MNPSVoices_050918_RyanYarnell Metro Nashville Public School’s new Head Chef, Ryan Yarnell, is the architect behind the balanced meals served in the districts’ school café's. Yarnell comes from a world of trendy Nashville restaurants in which he helped open the Nashville Sounds Stadium Bandbox restaurant as well as Pinewood Social, a restaurant and bowling concept near downtown. Now, his goal is mixing up healthy and fun foods for MNPS students.

“I loved working in restaurants but it did not have the same lasting effect as this job,” Yarnell said. “It may put a smile on a customer’s face temporarily but the students’ joy carries forward. We can see how it can change their day, their week or their school year.”

Yarnell does not treat his creations as a one-time meal but as a piece in the bigger picture of nutrition in schools.

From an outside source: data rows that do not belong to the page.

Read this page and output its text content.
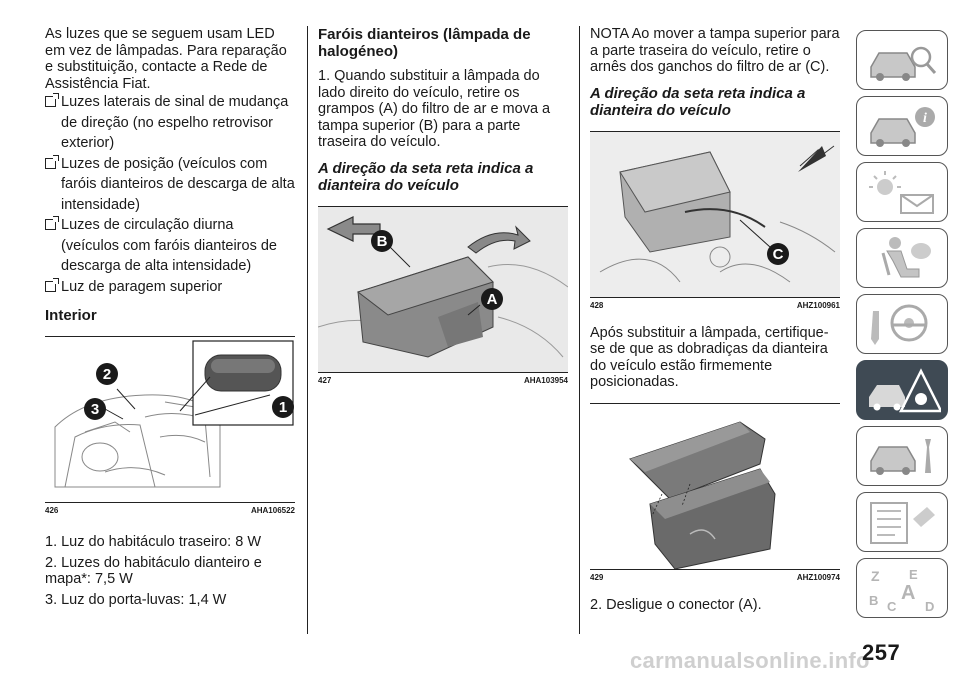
As luzes que se seguem usam LED em vez de lâmpadas. Para reparação e substituição, contacte a Rede de Assistência Fiat.

Luzes laterais de sinal de mudança de direção (no espelho retrovisor exterior)
Luzes de posição (veículos com faróis dianteiros de descarga de alta intensidade)
Luzes de circulação diurna (veículos com faróis dianteiros de descarga de alta intensidade)
Luz de paragem superior
Interior
2
3	1
426	AHA106522

1. Luz do habitáculo traseiro: 8 W

2. Luzes do habitáculo dianteiro e mapa*: 7,5 W

3. Luz do porta-luvas: 1,4 W

Faróis dianteiros (lâmpada de halogéneo)

1. Quando substituir a lâmpada do lado direito do veículo, retire os grampos (A) do filtro de ar e mova a tampa superior (B) para a parte traseira do veículo.

A direção da seta reta indica a dianteira do veículo
B
A
427	AHA103954

NOTA Ao mover a tampa superior para a parte traseira do veículo, retire o arnês dos ganchos do filtro de ar (C).

A direção da seta reta indica a dianteira do veículo
C
428	AHZ100961

Após substituir a lâmpada, certifique-se de que as dobradiças da dianteira do veículo estão firmemente posicionadas.

429	AHZ100974

2. Desligue o conector (A).

i
Z E
A
B C D
carmanualsonline.info
257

He hopes that by serving whole and healthy foods, students will gain healthy eating habits for life. With each menu item, he works with the MNPS Registered Dietitian Nutritionist (RDN) Jessica Thomas and follows national guidelines for school nutrition to create well-rounded meals.

“It’s no secret we are battling a lot of health concerns as a nation; and it starts with learning good food habits from a young age,” Yarnell said. “If we can teach our youth now, we can make a difference in the next generation’s health.”

MNPS’s Nutrition Department also keeps in mind the ethnic diversity of the district. Yarnell tries to create familiar food for all children while also introducing new flavors. He often sits with students at school cafés to learn about the sauces and flavors they cherish at home.

“When I hear that something I made reminds them of their family’s cooking, it tells me I’m doing something right,” Yarnell said. “I try to make comfort foods for every child in our schools.”

The feedback the Nutrition Department receives helps to influence and allows for adjustments in school menus with Yarnell and his team doing extensive testing to make sure meals are appealing to students. The most recent flavor tested was a Philly cheesesteak pretzel roll which became an unsurprising success. Another focus in MNPS kitchens is to lower the amount of sodium used in foods by crafting recipes that use natural flavorings like onions, garlic or other whole seasonings. School kitchens are no longer use canned or pre-prepared foods, but are replicating the prep work of restaurants. In the future, Yarnell hopes to create an internal YouTube channel for staff members to watch cooking videos to learn how to prepare the recipes.

During MNPS Wellness Week and throughout the year, Yarnell encourages families to try new healthy foods with their kids.

“Don’t be afraid to try something new with your child,” Yarnell said. “Studies have shown that on average it takes seven tries before their palate gets used the taste.”